Bonewits entered Berkeley as a psychology major but through the individual group study program was able to fashion his own course of
study. Robert Larson, Bonewits's roommate, introduced him to Druidism and initiated him into the Reformed Druids of North America. Bonewits was ordained as a Druid priest in October 1969. In 1970 he graduated with a bachelor of arts degree in magic and thaumaturgy, the first person to do so at a Western educational institution. The media attention revolving around Bonewits's degree resulted in his obtaining a book contract, and in 1971 Real Magic was published, presenting his insights on magic, ritual, and psychic abilities.
In 1973 Bonewits moved to St. Paul, Minnesota, where he married folksinger Rusty Elliot, and where he assumed the editorship of Gnostica, a neopagan journal published by Carl Weschcke of Llewellyn Publications. The job lasted less than two years, but Bonewits remained in the Minneapolis/St. Paul area for about another year and established a Druid grove called the Schismatic Druids of North America. During this same period, Bonewits combined interests with a number of Jewish pagans and created the Hasidic Druids of North America.

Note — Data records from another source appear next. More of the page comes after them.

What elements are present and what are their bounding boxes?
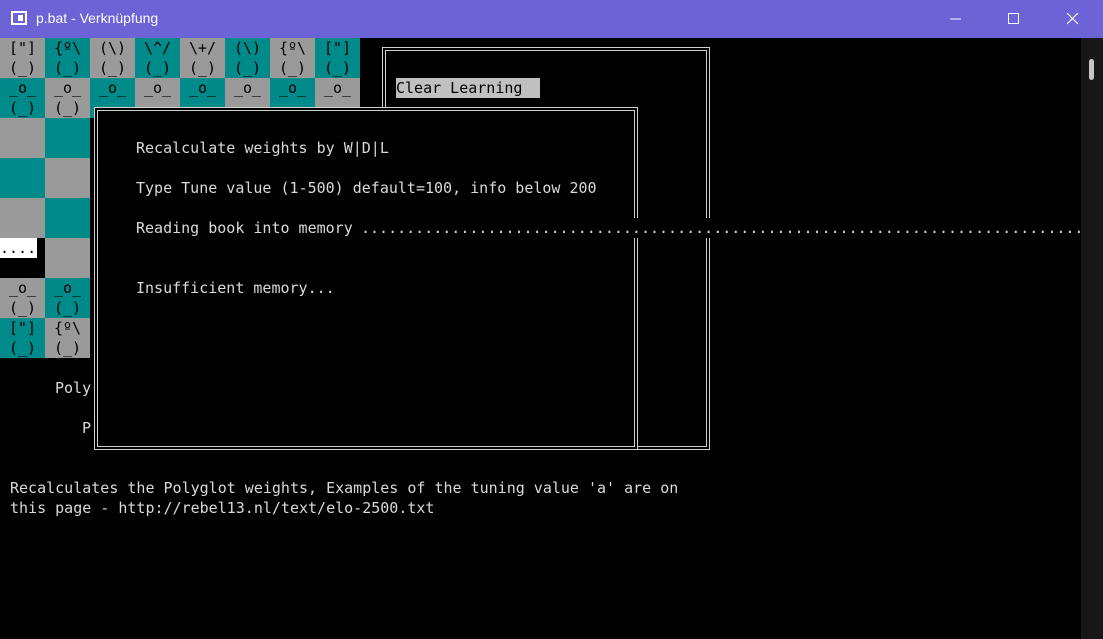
insufficient-memory-message: Insufficient memory... xyxy=(136,279,335,297)
minimize-button[interactable] xyxy=(926,0,984,38)
board-cell xyxy=(0,158,45,198)
scrollbar[interactable] xyxy=(1081,38,1103,639)
piece-bottom: (_) xyxy=(323,59,352,77)
progress-dots: ........................................… xyxy=(361,219,1080,237)
piece-top: \+/ xyxy=(188,39,217,57)
close-button[interactable] xyxy=(1043,0,1101,38)
board-cell: _o_ (_) xyxy=(45,278,90,318)
maximize-icon xyxy=(1008,13,1019,24)
board-cell: {º\ (_) xyxy=(45,38,90,78)
highlight-dots: .... xyxy=(0,238,37,258)
reading-label: Reading book into memory xyxy=(136,219,353,237)
maximize-button[interactable] xyxy=(984,0,1042,38)
piece-bottom: (_) xyxy=(98,59,127,77)
clear-learning-menu-item[interactable]: Clear Learning xyxy=(396,78,541,98)
piece-bottom: (_) xyxy=(8,339,37,357)
board-cell: \^/ (_) xyxy=(135,38,180,78)
poly-text-fragment: Poly xyxy=(55,379,92,397)
piece-top: _o_ xyxy=(143,79,172,97)
piece-bottom: (_) xyxy=(53,59,82,77)
description-line-1: Recalculates the Polyglot weights, Examp… xyxy=(10,479,679,497)
piece-bottom: (_) xyxy=(233,59,262,77)
piece-top: _o_ xyxy=(8,279,37,297)
piece-top: (\) xyxy=(233,39,262,57)
board-cell xyxy=(0,198,45,238)
piece-bottom: (_) xyxy=(278,59,307,77)
board-cell: _o_ (_) xyxy=(45,78,90,118)
console-app-icon xyxy=(11,11,27,25)
close-icon xyxy=(1067,13,1079,25)
board-cell: ["] (_) xyxy=(0,318,45,358)
tune-value-prompt: Type Tune value (1-500) default=100, inf… xyxy=(136,179,597,197)
minimize-icon xyxy=(950,18,961,20)
board-cell: \+/ (_) xyxy=(180,38,225,78)
board-cell: _o_ (_) xyxy=(0,78,45,118)
board-cell: .... xyxy=(0,238,45,278)
piece-top: _o_ xyxy=(53,279,82,297)
piece-top: \^/ xyxy=(143,39,172,57)
recalculate-line: Recalculate weights by W|D|L xyxy=(136,139,389,157)
piece-top: {º\ xyxy=(53,39,82,57)
piece-top: ["] xyxy=(8,39,37,57)
piece-bottom: (_) xyxy=(53,99,82,117)
board-cell: (\) (_) xyxy=(90,38,135,78)
board-cell xyxy=(45,158,90,198)
piece-bottom: (_) xyxy=(8,299,37,317)
board-cell: ["] (_) xyxy=(0,38,45,78)
piece-top: _o_ xyxy=(323,79,352,97)
piece-top: ["] xyxy=(8,319,37,337)
piece-top: _o_ xyxy=(233,79,262,97)
piece-top: _o_ xyxy=(53,79,82,97)
piece-bottom: (_) xyxy=(53,339,82,357)
piece-bottom: (_) xyxy=(8,99,37,117)
board-cell: {º\ (_) xyxy=(45,318,90,358)
board-cell: (\) (_) xyxy=(225,38,270,78)
description-line-2: this page - http://rebel13.nl/text/elo-2… xyxy=(10,499,435,517)
piece-top: _o_ xyxy=(188,79,217,97)
piece-top: _o_ xyxy=(278,79,307,97)
piece-bottom: (_) xyxy=(143,59,172,77)
piece-top: _o_ xyxy=(8,79,37,97)
board-cell xyxy=(45,118,90,158)
board-cell: ["] (_) xyxy=(315,38,360,78)
board-cell: _o_ (_) xyxy=(0,278,45,318)
piece-top: ["] xyxy=(323,39,352,57)
piece-top: {º\ xyxy=(53,319,82,337)
board-cell xyxy=(45,198,90,238)
p-text-fragment: P xyxy=(82,419,92,437)
title-bar: p.bat - Verknüpfung xyxy=(0,0,1103,38)
window-title: p.bat - Verknüpfung xyxy=(36,10,159,26)
piece-bottom: (_) xyxy=(188,59,217,77)
board-cell: {º\ (_) xyxy=(270,38,315,78)
piece-top: (\) xyxy=(98,39,127,57)
board-cell xyxy=(0,118,45,158)
piece-top: _o_ xyxy=(98,79,127,97)
board-cell xyxy=(45,238,90,278)
reading-line: Reading book into memory ...............… xyxy=(136,218,1080,238)
piece-bottom: (_) xyxy=(53,299,82,317)
piece-top: {º\ xyxy=(278,39,307,57)
piece-bottom: (_) xyxy=(8,59,37,77)
scrollbar-thumb[interactable] xyxy=(1089,59,1094,80)
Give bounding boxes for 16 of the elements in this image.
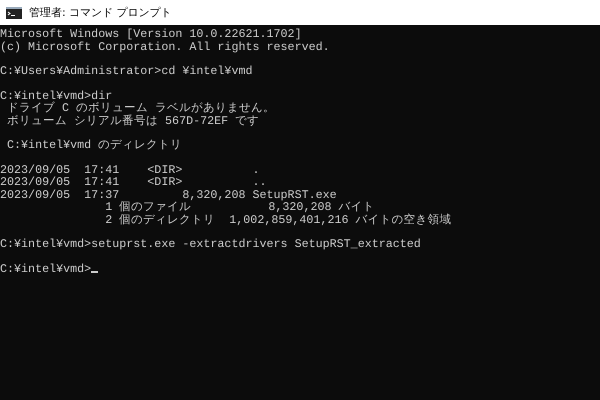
command-prompt: C:¥intel¥vmd>: [0, 262, 92, 275]
console-line: 2023/09/05 17:37 8,320,208 SetupRST.exe: [0, 188, 338, 201]
console-line: C:¥intel¥vmd>dir: [0, 90, 114, 102]
console-line: (c) Microsoft Corporation. All rights reserved.: [0, 40, 331, 53]
console-line: 1 個のファイル 8,320,208 バイト: [104, 201, 376, 214]
terminal-icon: [6, 6, 22, 18]
console-line: 2 個のディレクトリ 1,002,859,401,216 バイトの空き領域: [104, 214, 453, 226]
console-line: ドライブ C のボリューム ラベルがありません。: [6, 102, 276, 114]
window-title: 管理者: コマンド プロンプト: [29, 5, 172, 20]
console-line: C:¥intel¥vmd のディレクトリ: [6, 139, 184, 152]
console-line: Microsoft Windows [Version 10.0.22621.1702]: [0, 28, 303, 40]
console-line: C:¥intel¥vmd>setuprst.exe -extractdrivers SetupRST_extracted: [0, 238, 422, 250]
console-line: C:¥Users¥Administrator>cd ¥intel¥vmd: [0, 65, 254, 78]
console-line: 2023/09/05 17:41 <DIR> .: [0, 164, 261, 176]
console-line: 2023/09/05 17:41 <DIR> ..: [0, 176, 268, 188]
console-line: ボリューム シリアル番号は 567D-72EF です: [6, 114, 260, 127]
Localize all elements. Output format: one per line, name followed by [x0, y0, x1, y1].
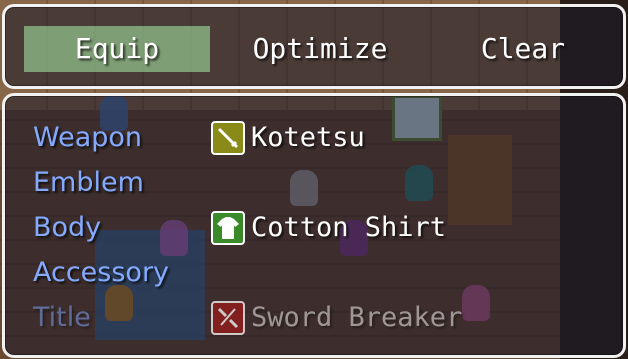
slot-label-emblem: Emblem — [33, 167, 144, 198]
slot-label-body: Body — [33, 212, 102, 243]
slot-row-title: Title Sword Breaker — [33, 298, 613, 338]
broken-sword-icon — [211, 301, 245, 335]
slot-row-weapon[interactable]: Weapon Kotetsu — [33, 118, 613, 158]
slot-row-accessory[interactable]: Accessory — [33, 253, 613, 293]
slot-label-weapon: Weapon — [33, 122, 143, 153]
clear-command[interactable]: Clear — [430, 26, 616, 72]
equipped-item-title: Sword Breaker — [251, 302, 463, 333]
sword-icon — [211, 121, 245, 155]
slot-row-body[interactable]: Body Cotton Shirt — [33, 208, 613, 248]
command-window: Equip Optimize Clear — [2, 4, 626, 89]
slot-label-title: Title — [33, 302, 91, 333]
optimize-command[interactable]: Optimize — [227, 26, 413, 72]
slot-label-accessory: Accessory — [33, 257, 170, 288]
equip-command[interactable]: Equip — [24, 26, 210, 72]
slot-row-emblem[interactable]: Emblem — [33, 163, 613, 203]
equipped-item-body: Cotton Shirt — [251, 212, 447, 243]
equipment-slot-window: Weapon Kotetsu Emblem Body Cotton Shirt … — [2, 93, 626, 358]
shirt-icon — [211, 211, 245, 245]
equipped-item-weapon: Kotetsu — [251, 122, 365, 153]
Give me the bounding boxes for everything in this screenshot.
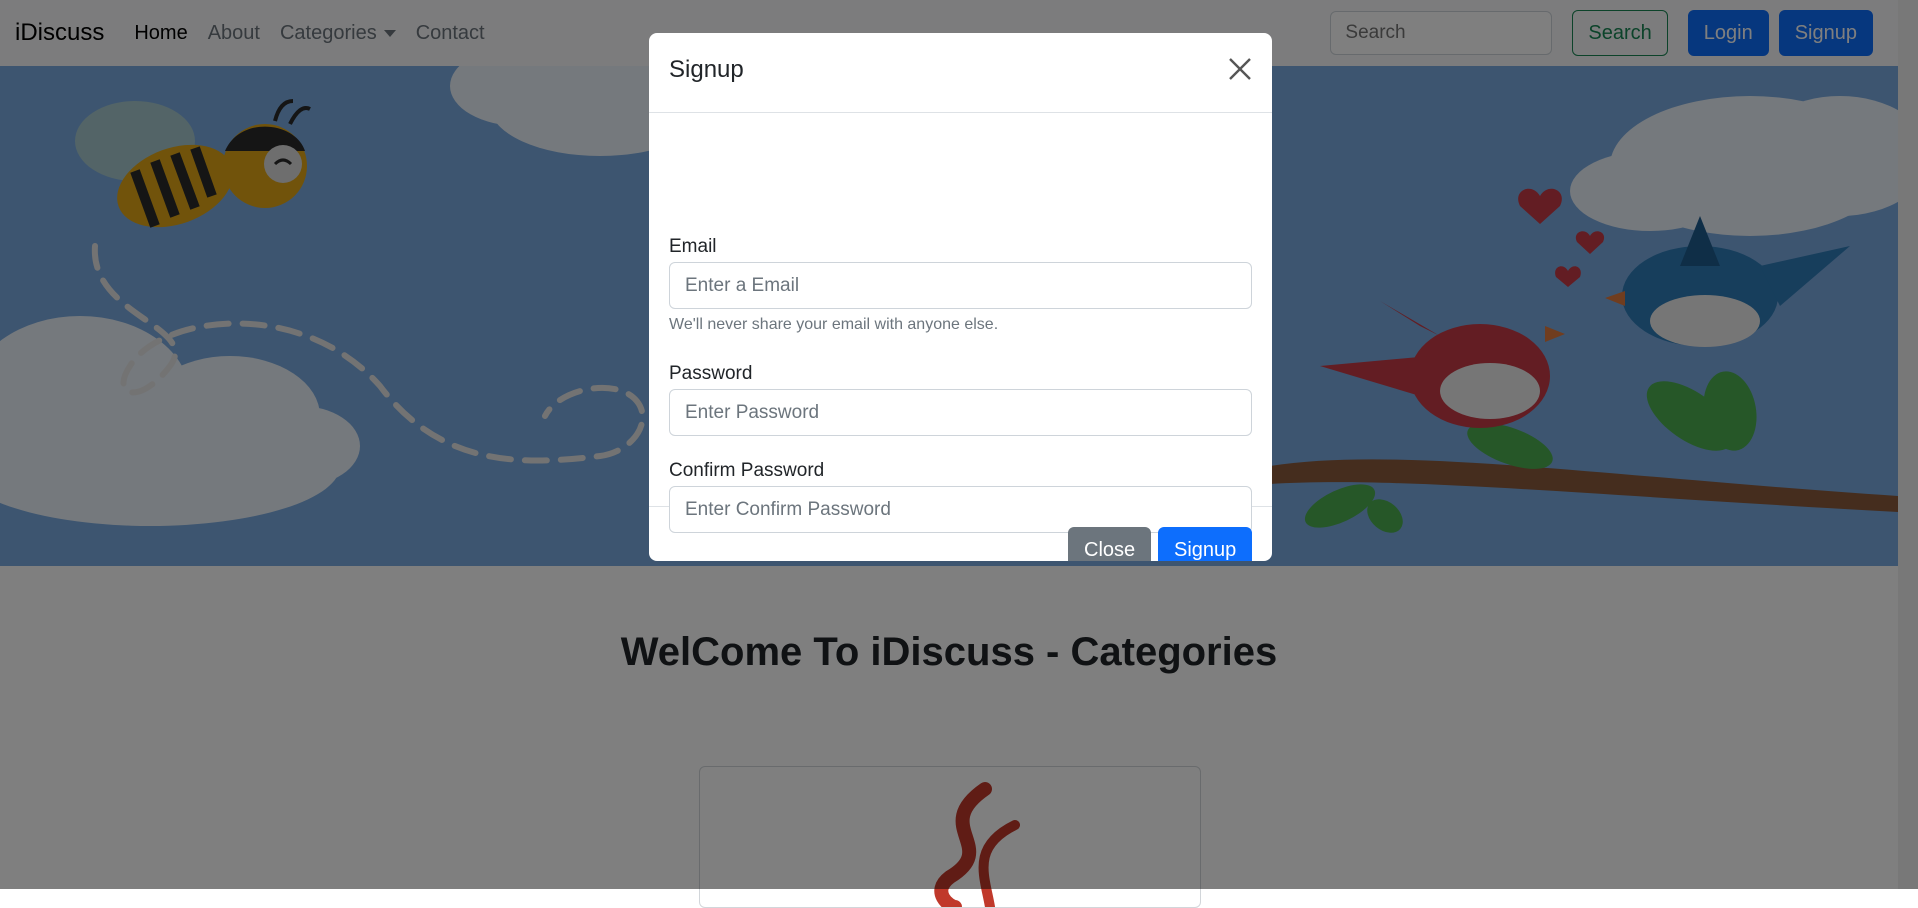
confirm-password-label: Confirm Password bbox=[669, 460, 825, 481]
modal-footer: Close Signup bbox=[649, 507, 1272, 561]
close-button[interactable]: Close bbox=[1068, 527, 1152, 561]
modal-body: Email We'll never share your email with … bbox=[649, 113, 1272, 533]
modal-header: Signup bbox=[649, 33, 1272, 113]
password-label: Password bbox=[669, 363, 753, 384]
email-label: Email bbox=[669, 236, 717, 257]
modal-signup-button[interactable]: Signup bbox=[1158, 527, 1253, 561]
email-help-text: We'll never share your email with anyone… bbox=[669, 316, 999, 333]
modal-title: Signup bbox=[669, 56, 744, 83]
email-field[interactable] bbox=[669, 262, 1252, 309]
password-field[interactable] bbox=[669, 389, 1252, 436]
signup-modal: Signup Email We'll never share your emai… bbox=[649, 33, 1272, 561]
close-icon[interactable] bbox=[1226, 55, 1254, 83]
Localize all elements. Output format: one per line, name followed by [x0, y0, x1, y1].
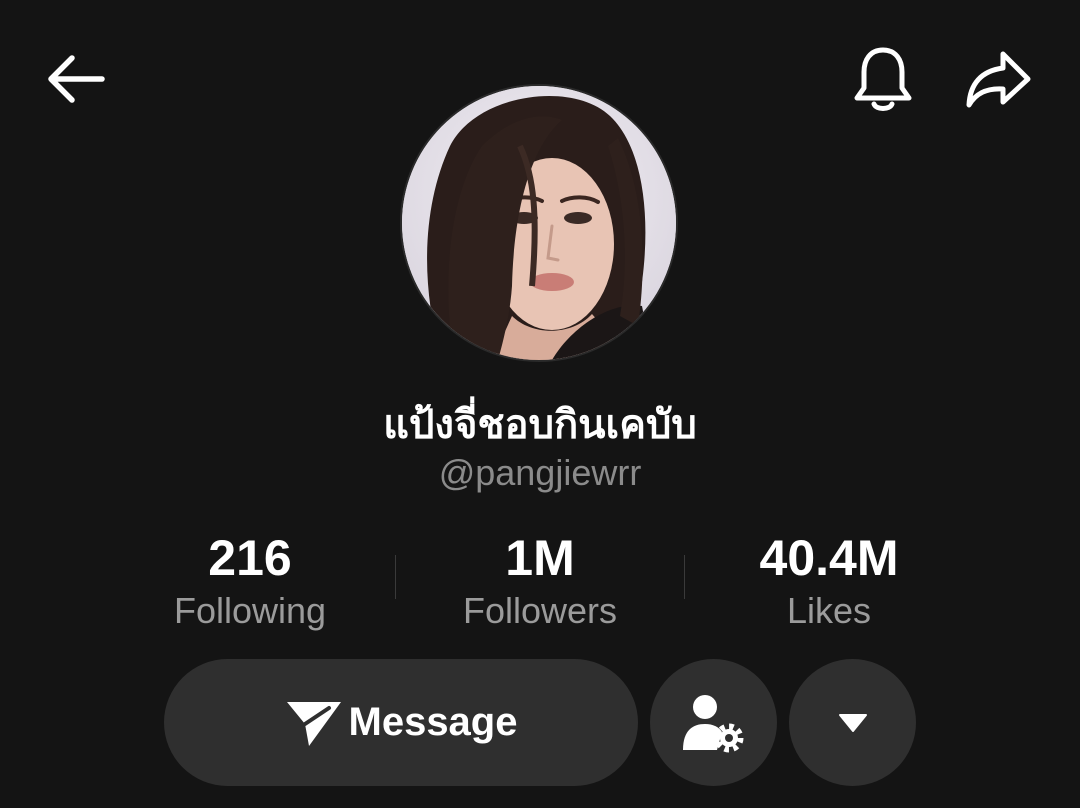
following-label: Following: [173, 590, 327, 631]
bell-icon: [854, 47, 912, 111]
stat-followers[interactable]: 1M Followers: [395, 528, 685, 634]
following-count: 216: [208, 530, 292, 586]
likes-label: Likes: [786, 590, 872, 631]
notification-button[interactable]: [848, 42, 918, 116]
username-handle: @pangjiewrr: [438, 452, 642, 493]
user-settings-button[interactable]: [650, 659, 777, 786]
paper-plane-icon: [286, 701, 341, 746]
stat-likes[interactable]: 40.4M Likes: [684, 528, 974, 634]
arrow-left-icon: [48, 55, 105, 103]
back-button[interactable]: [40, 46, 110, 112]
message-button[interactable]: Message: [164, 659, 638, 786]
display-name: แป้งจี่ชอบกินเคบับ: [383, 402, 697, 448]
share-arrow-icon: [966, 51, 1031, 108]
message-label: Message: [348, 700, 518, 744]
avatar-portrait: [402, 86, 676, 360]
user-gear-icon: [682, 694, 743, 752]
more-options-button[interactable]: [789, 659, 916, 786]
triangle-down-icon: [838, 713, 867, 732]
likes-count: 40.4M: [759, 530, 899, 586]
profile-avatar[interactable]: [400, 84, 678, 362]
followers-count: 1M: [505, 530, 575, 586]
followers-label: Followers: [462, 590, 618, 631]
share-button[interactable]: [960, 46, 1036, 112]
stat-following[interactable]: 216 Following: [105, 528, 395, 634]
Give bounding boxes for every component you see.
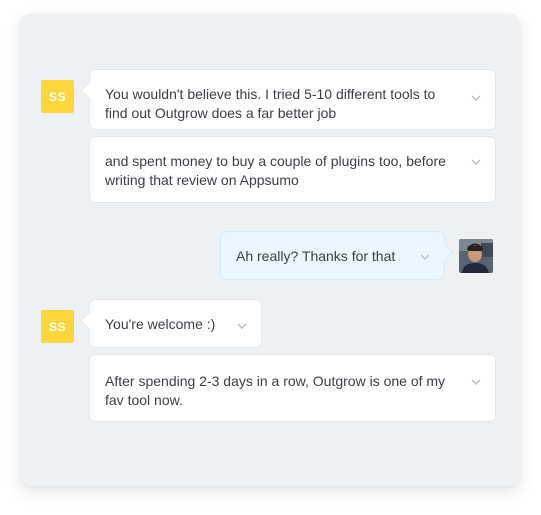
my-message-bubble[interactable]: Ah really? Thanks for that — [220, 231, 445, 280]
message-bubble[interactable]: and spent money to buy a couple of plugi… — [89, 136, 496, 203]
message-bubble[interactable]: You're welcome :) — [89, 299, 262, 348]
sender-avatar-ss: SS — [41, 310, 74, 343]
chevron-down-icon[interactable] — [471, 379, 481, 385]
message-text: Ah really? Thanks for that — [236, 248, 396, 264]
avatar-initials: SS — [48, 89, 66, 104]
chevron-down-icon[interactable] — [420, 254, 430, 260]
chevron-down-icon[interactable] — [471, 95, 481, 101]
message-text: You wouldn't believe this. I tried 5-10 … — [105, 86, 436, 121]
user-photo-icon — [459, 239, 493, 273]
message-bubble[interactable]: You wouldn't believe this. I tried 5-10 … — [89, 69, 496, 130]
message-bubble[interactable]: After spending 2-3 days in a row, Outgro… — [89, 354, 496, 422]
chevron-down-icon[interactable] — [471, 159, 481, 165]
sender-avatar-ss: SS — [41, 80, 74, 113]
message-text: After spending 2-3 days in a row, Outgro… — [105, 373, 446, 408]
chevron-down-icon[interactable] — [237, 323, 247, 329]
message-text: and spent money to buy a couple of plugi… — [105, 153, 446, 188]
avatar-initials: SS — [48, 319, 66, 334]
message-text: You're welcome :) — [105, 316, 216, 332]
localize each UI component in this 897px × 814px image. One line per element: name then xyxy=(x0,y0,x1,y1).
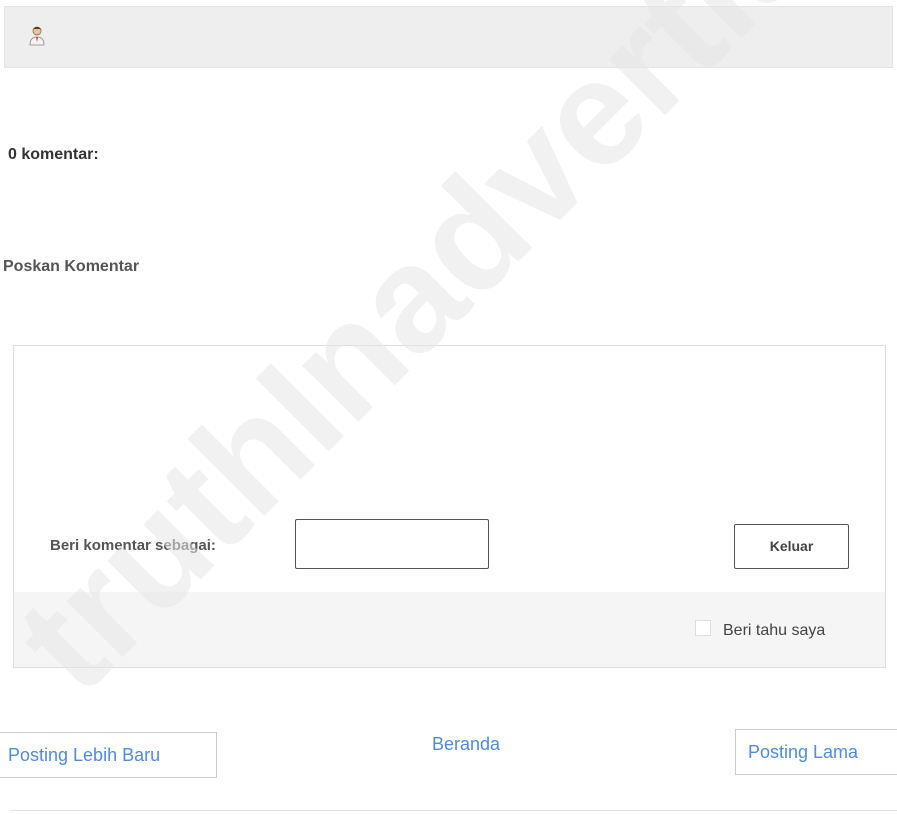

In 1973 he stated publicly that the alleged antiquity of Wicca could not be supported by historical data. Bonewits asserted that the craft as it was practiced in the twentieth century did not go back beyond Gerald B. Gardner and Doreen Valiente—no earlier than the 1920s. Although such views were controversial at the time, by 1983 many scholars within the field began to acknowledge that neopagan Wicca may well be a new religion, rather than the continuation of an old one.
In 1974–75, Bonewits founded the Aquarian Anti-Defamation League (AADL), a civil liberties organization for members of minority and alternative belief systems. Bonewits and his wife divorced in 1976, and he decided to return to Berkeley, where he was elected archdruid of the Reformed Druids of North America. After disagreements with longtime members, Bonewits left the organization, and the Druidic publication that he had established, The Druid Chronicler (later Pentalpha Journal), soon folded without his involvement.
In 1979 he married Selene Kumin, but that relationship ended in 1982. In 1983 he
Bonewits worked for a few months as a computer consultant in Kansas City, then moved to New York with his intended fourth wife, Deborah Lipp, a Wiccan high priestess, whom he married in 1988. The couple conducted a Gardnerian Wiccan "Pagan Way" group in New York and New Jersey, and in 1990 their son Arthur Shaffrey Lipp-Bonewits was born at their home in Dumont, New Jersey.
In that same year, Bonewits began showing symptoms of Eosinophilia Myalgia Syndrome. Bonewits became unable to work or to perform archdruidic duties, resulting in his loss of employment in 1992 and his assumption of the archdruid emeritus title on January 1, 1996. Although Bonewits began to recover from the more debilitating effects of the disease in 1997, the long bouts of convalescence had caused damage to his marriage with Deborah, and in 1998 they separated. Bonewits has resumed a schedule of writing and lecturing and remains a potent force in the neopagan community.